How Detecting Indicators of Compromise Can Stop Attacks
The cyber world doesn’t sleep. The end of the workday doesn’t mean an end to the threats that are constantly bombarding networks. In fact, many malicious attacks occur after hours because hackers know that IT security teams have their guards down during off-peak times. It is so important to have constant security monitoring in place to detect potential threats. Every network administrator and IT security officer should invest time in learning about the best ways to detect clues that a system has been compromised by an internal or external threat. Successfully protecting an enterprise from cyber threats requires a bit of detective work on the part of IT professionals. Luckily, there are many cutting-edge solutions that enable network administrators to stay on top of every bit of activity that takes place on a network.
Indicators of Compromise
An indicator of compromise (IOC) is something that alerts you to irregularities in a network’s activity patterns. While some of these indicators may be noticed by system users, most can only be detected by applications that continuously monitor for sudden changes. The most common IOCs include:
- -Logins and activity from unfamiliar geographical locations.
- -Logins from users that don’t exist.
- -Unusual outbound network traffic.
- -Changes in privileged user account activity.
- -Spikes in database read volume.
- -HTML response sizes that suggest attackers are extracting data.
- -Many requests for access to the same file.

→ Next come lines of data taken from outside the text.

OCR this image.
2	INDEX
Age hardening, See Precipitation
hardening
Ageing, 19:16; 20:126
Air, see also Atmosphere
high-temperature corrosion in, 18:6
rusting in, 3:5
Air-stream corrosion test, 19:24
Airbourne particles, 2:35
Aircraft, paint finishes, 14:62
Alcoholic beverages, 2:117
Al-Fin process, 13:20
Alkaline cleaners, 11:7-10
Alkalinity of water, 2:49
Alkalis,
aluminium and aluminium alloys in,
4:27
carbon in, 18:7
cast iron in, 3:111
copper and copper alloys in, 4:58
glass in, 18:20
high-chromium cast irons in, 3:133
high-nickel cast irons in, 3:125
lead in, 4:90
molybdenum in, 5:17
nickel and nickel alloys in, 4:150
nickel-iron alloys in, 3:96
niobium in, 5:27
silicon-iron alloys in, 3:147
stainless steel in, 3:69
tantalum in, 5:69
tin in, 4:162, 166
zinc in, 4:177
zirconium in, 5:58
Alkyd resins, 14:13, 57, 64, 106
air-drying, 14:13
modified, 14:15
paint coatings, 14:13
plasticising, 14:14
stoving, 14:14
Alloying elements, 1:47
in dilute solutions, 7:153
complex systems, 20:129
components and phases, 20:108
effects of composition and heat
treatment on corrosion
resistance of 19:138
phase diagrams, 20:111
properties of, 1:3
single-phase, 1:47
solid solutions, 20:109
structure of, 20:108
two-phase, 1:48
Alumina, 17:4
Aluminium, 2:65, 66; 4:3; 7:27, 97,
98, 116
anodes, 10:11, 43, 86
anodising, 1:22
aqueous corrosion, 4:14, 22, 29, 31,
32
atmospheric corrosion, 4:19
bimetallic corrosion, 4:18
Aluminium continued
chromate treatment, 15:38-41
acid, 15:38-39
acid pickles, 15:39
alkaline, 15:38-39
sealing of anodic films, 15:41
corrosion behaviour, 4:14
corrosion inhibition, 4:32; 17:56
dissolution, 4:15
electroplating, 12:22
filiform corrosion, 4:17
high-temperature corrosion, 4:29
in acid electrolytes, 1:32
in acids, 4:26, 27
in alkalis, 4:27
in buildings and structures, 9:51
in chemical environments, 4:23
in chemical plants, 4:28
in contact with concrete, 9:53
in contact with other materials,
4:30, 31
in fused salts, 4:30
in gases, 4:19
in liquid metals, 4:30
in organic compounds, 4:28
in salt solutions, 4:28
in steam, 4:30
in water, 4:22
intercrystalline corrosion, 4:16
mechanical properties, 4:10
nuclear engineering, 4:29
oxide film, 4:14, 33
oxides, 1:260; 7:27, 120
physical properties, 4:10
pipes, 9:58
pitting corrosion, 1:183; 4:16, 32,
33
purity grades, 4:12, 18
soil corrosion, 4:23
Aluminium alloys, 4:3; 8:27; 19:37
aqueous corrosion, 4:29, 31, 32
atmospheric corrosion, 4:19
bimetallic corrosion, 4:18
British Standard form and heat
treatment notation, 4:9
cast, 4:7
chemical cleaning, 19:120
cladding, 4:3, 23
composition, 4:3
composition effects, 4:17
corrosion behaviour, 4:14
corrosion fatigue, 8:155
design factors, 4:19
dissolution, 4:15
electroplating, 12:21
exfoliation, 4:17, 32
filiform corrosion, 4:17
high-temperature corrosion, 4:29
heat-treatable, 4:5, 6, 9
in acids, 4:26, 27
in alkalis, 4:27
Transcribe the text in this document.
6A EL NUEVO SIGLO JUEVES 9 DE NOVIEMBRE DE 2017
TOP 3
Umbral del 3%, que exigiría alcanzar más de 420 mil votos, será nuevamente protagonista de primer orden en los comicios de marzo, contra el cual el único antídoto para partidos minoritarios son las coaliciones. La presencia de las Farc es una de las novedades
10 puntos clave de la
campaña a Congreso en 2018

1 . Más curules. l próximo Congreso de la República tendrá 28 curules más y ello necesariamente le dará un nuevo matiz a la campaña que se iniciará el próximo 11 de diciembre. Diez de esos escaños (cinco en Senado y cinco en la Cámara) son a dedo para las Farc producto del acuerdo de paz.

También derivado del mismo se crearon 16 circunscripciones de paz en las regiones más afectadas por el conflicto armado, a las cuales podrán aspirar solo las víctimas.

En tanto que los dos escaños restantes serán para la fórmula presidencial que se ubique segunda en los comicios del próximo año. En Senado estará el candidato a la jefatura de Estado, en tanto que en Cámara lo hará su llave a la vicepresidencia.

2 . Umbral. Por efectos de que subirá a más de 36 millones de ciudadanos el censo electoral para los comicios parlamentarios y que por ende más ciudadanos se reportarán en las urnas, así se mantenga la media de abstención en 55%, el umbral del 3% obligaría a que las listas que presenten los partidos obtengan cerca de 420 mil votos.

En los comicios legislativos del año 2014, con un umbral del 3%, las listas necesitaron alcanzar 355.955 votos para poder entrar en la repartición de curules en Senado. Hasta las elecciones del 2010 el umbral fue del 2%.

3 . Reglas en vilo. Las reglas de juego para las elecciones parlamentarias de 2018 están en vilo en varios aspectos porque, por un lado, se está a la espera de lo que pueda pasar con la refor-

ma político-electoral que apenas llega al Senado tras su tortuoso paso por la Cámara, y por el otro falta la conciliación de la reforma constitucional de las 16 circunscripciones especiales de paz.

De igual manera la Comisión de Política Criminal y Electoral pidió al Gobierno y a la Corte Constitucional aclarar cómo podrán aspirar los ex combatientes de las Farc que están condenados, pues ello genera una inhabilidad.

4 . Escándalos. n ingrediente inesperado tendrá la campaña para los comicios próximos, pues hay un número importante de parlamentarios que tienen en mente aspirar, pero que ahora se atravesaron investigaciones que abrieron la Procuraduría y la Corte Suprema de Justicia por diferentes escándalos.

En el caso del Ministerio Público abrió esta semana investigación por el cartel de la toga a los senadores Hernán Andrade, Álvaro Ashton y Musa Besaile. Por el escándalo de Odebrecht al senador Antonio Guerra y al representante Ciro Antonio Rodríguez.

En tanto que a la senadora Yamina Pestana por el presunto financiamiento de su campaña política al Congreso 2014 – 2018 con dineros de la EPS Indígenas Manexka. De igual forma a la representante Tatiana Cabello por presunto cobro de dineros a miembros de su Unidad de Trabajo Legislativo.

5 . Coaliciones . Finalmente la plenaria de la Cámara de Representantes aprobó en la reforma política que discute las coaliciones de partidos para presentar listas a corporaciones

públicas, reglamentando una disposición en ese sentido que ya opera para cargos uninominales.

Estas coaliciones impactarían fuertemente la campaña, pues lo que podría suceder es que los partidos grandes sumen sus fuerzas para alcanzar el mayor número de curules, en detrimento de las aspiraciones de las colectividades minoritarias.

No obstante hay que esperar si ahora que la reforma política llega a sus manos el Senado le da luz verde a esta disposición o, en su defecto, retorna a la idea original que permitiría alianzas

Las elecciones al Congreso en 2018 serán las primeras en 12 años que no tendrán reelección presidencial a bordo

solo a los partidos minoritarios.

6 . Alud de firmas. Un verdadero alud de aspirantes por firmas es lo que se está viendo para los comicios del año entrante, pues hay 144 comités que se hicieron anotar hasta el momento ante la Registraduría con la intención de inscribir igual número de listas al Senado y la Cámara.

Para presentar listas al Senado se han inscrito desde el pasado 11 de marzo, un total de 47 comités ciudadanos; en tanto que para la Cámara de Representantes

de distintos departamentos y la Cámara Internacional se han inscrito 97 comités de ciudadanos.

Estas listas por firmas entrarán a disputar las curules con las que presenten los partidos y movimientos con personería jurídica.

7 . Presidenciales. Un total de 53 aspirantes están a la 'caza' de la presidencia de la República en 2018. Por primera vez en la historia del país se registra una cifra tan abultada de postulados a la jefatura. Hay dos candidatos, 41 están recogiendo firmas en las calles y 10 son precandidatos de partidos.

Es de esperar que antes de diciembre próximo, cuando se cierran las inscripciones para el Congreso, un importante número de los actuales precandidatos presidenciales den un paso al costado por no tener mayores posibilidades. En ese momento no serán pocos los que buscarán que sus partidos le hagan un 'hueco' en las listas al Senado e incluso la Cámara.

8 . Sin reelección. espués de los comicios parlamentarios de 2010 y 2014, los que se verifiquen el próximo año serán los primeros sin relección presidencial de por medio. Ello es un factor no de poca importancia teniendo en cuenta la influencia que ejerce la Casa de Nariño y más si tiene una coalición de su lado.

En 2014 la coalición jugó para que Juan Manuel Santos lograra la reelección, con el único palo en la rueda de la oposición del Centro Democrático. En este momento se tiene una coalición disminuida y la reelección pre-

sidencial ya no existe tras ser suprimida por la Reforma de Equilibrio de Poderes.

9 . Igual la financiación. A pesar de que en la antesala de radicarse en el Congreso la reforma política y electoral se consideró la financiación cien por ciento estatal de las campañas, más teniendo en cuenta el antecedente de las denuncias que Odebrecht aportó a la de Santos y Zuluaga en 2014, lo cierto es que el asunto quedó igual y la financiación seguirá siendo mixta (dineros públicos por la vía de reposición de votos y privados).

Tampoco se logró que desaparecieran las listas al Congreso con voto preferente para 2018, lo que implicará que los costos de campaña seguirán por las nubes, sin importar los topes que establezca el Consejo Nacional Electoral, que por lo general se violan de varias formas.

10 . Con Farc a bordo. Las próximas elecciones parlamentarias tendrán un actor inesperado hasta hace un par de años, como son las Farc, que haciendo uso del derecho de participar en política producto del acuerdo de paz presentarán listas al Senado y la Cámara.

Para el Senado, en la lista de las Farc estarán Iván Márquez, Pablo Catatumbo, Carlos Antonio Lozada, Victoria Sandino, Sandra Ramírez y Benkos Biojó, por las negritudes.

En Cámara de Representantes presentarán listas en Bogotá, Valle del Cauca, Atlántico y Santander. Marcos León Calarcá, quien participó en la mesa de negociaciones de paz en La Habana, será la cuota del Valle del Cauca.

- -Suspicious port-application traffic.
- -Suspicious registry or system file changes.
- -DNS request anomalies.
The Right Tools
IOCs are important because they can often alert network administrators to suspicious activity before hackers are able to go beyond superficial breaches. One small disturbance in network patterns can be an indicator of a far-reaching, invasive hack that’s intended to expose valuable information. What tools exist to help monitor for IOCs? Companies like ThreatSTOP that offer comprehensive solutions for operationalized threat intelligence. It is impressive because it covers so many aspects of network security under one umbrella. ThreatSTOP offers a research tool called Check IOC that allows users to access information about multiple aspects of a network in one place. The tool contains a registry that enables you to gain information regarding a domain simply by typing in its name into the query field. The result will include a list of related records regarding the targets where the domain is present is produced. In addition, the query can reveal the IP address a domain resolves to. This tool is so valuable to network administrators and security officers because it allows them to detect, research, isolate and expel a threat all in one environment. Check IOC also includes DNS lookup and “Who is” info that will expose the user information of the source behind unusual network traffic. It offers passive DNS information as well.

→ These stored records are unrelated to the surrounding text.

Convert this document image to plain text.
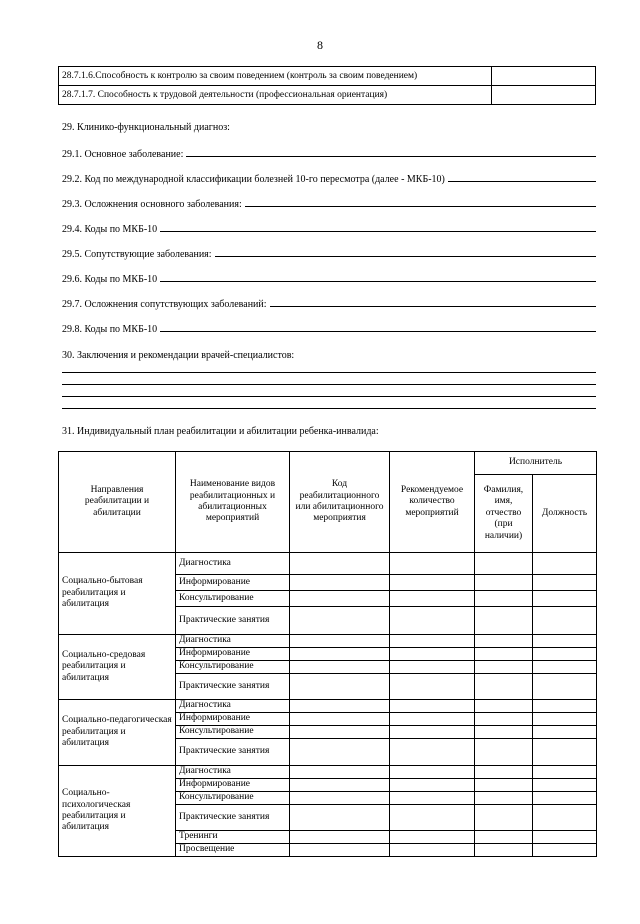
8
28.7.1.6.Способность к контролю за своим поведением (контроль за своим поведением)	
28.7.1.7. Способность к трудовой деятельности (профессиональная ориентация)	
29. Клинико-функциональный диагноз:
29.1. Основное заболевание:
29.2. Код по международной классификации болезней 10-го пересмотра (далее - МКБ-10)
29.3. Осложнения основного заболевания:
29.4. Коды по МКБ-10
29.5. Сопутствующие заболевания:
29.6. Коды по МКБ-10
29.7. Осложнения сопутствующих заболеваний:
29.8. Коды по МКБ-10
30. Заключения и рекомендации врачей-специалистов:
31. Индивидуальный план реабилитации и абилитации ребенка-инвалида:
Направления реабилитации и абилитации	Наименование видов реабилитационных и абилитационных мероприятий	Код реабилитационного или абилитационного мероприятия	Рекомендуемое количество мероприятий	Исполнитель	
				Фамилия, имя, отчество (при наличии)	Должность
Социально-бытовая реабилитация и абилитация	Диагностика				
	Информирование				
	Консультирование				
	Практические занятия				
Социально-средовая реабилитация и абилитация	Диагностика				
	Информирование				
	Консультирование				
	Практические занятия				
Социально-педагогическая реабилитация и абилитация	Диагностика				
	Информирование				
	Консультирование				
	Практические занятия				
Социально-психологическая реабилитация и абилитация	Диагностика				
	Информирование				
	Консультирование				
	Практические занятия				
	Тренинги				
	Просвещение				
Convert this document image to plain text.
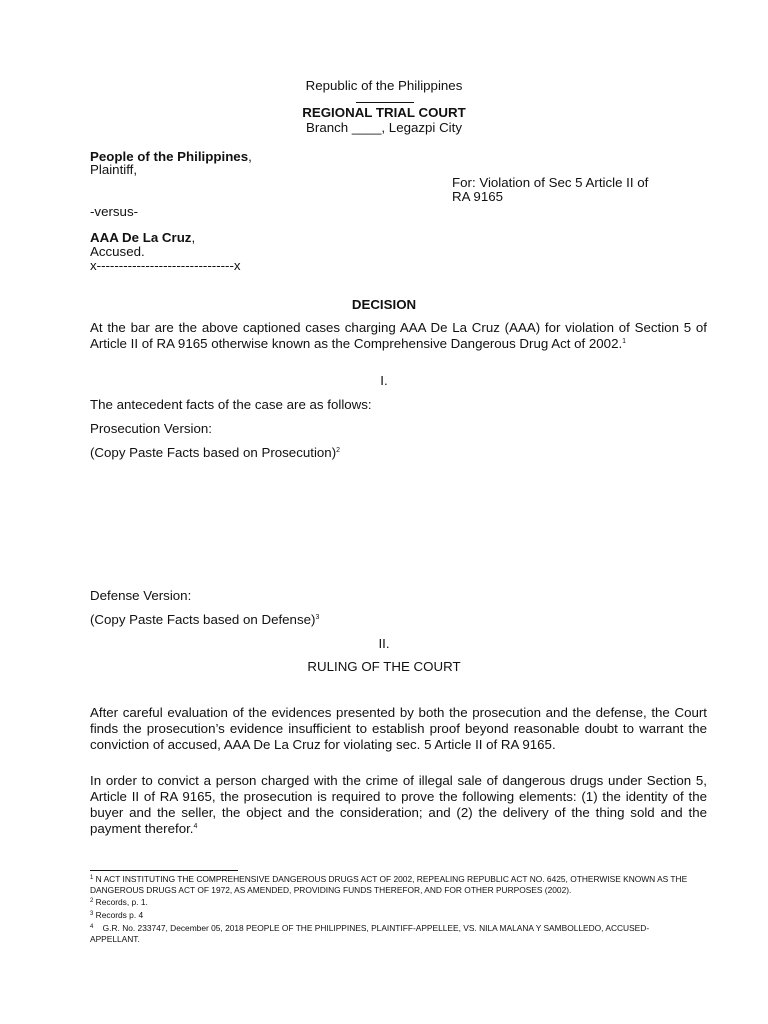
Republic of the Philippines
REGIONAL TRIAL COURT
Branch ____, Legazpi City
People of the Philippines,
Plaintiff,
For: Violation of Sec 5 Article II of
RA 9165
-versus-
AAA De La Cruz,
Accused.
x-------------------------------x
DECISION
At the bar are the above captioned cases charging AAA De La Cruz (AAA) for violation of Section 5 of Article II of RA 9165 otherwise known as the Comprehensive Dangerous Drug Act of 2002.$^1$
I.
The antecedent facts of the case are as follows:
Prosecution Version:
(Copy Paste Facts based on Prosecution)$^2$
Defense Version:
(Copy Paste Facts based on Defense)$^3$
II.
RULING OF THE COURT
After careful evaluation of the evidences presented by both the prosecution and the defense, the Court finds the prosecution’s evidence insufficient to establish proof beyond reasonable doubt to warrant the conviction of accused, AAA De La Cruz for violating sec. 5 Article II of RA 9165.
In order to convict a person charged with the crime of illegal sale of dangerous drugs under Section 5, Article II of RA 9165, the prosecution is required to prove the following elements: (1) the identity of the buyer and the seller, the object and the consideration; and (2) the delivery of the thing sold and the payment therefor.$^4$
$^1$ N ACT INSTITUTING THE COMPREHENSIVE DANGEROUS DRUGS ACT OF 2002, REPEALING REPUBLIC ACT NO. 6425, OTHERWISE KNOWN AS THE DANGEROUS DRUGS ACT OF 1972, AS AMENDED, PROVIDING FUNDS THEREFOR, AND FOR OTHER PURPOSES (2002).
$^2$ Records, p. 1.
$^3$ Records p. 4
$^4$ G.R. No. 233747, December 05, 2018 PEOPLE OF THE PHILIPPINES, PLAINTIFF-APPELLEE, VS. NILA MALANA Y SAMBOLLEDO, ACCUSED-APPELLANT.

The importance of monitoring passive DNS should not be underestimated. Doing so will give you a baseline for what normal traffic patterns look like and provide context for spikes in activity. It is quite simple for a passive DNS database to identify any and all potentially malicious domain names associated with an IP address that has been flagged. This is a much quicker and more dependable method than sifting through DNS logs to identify suspicious activity.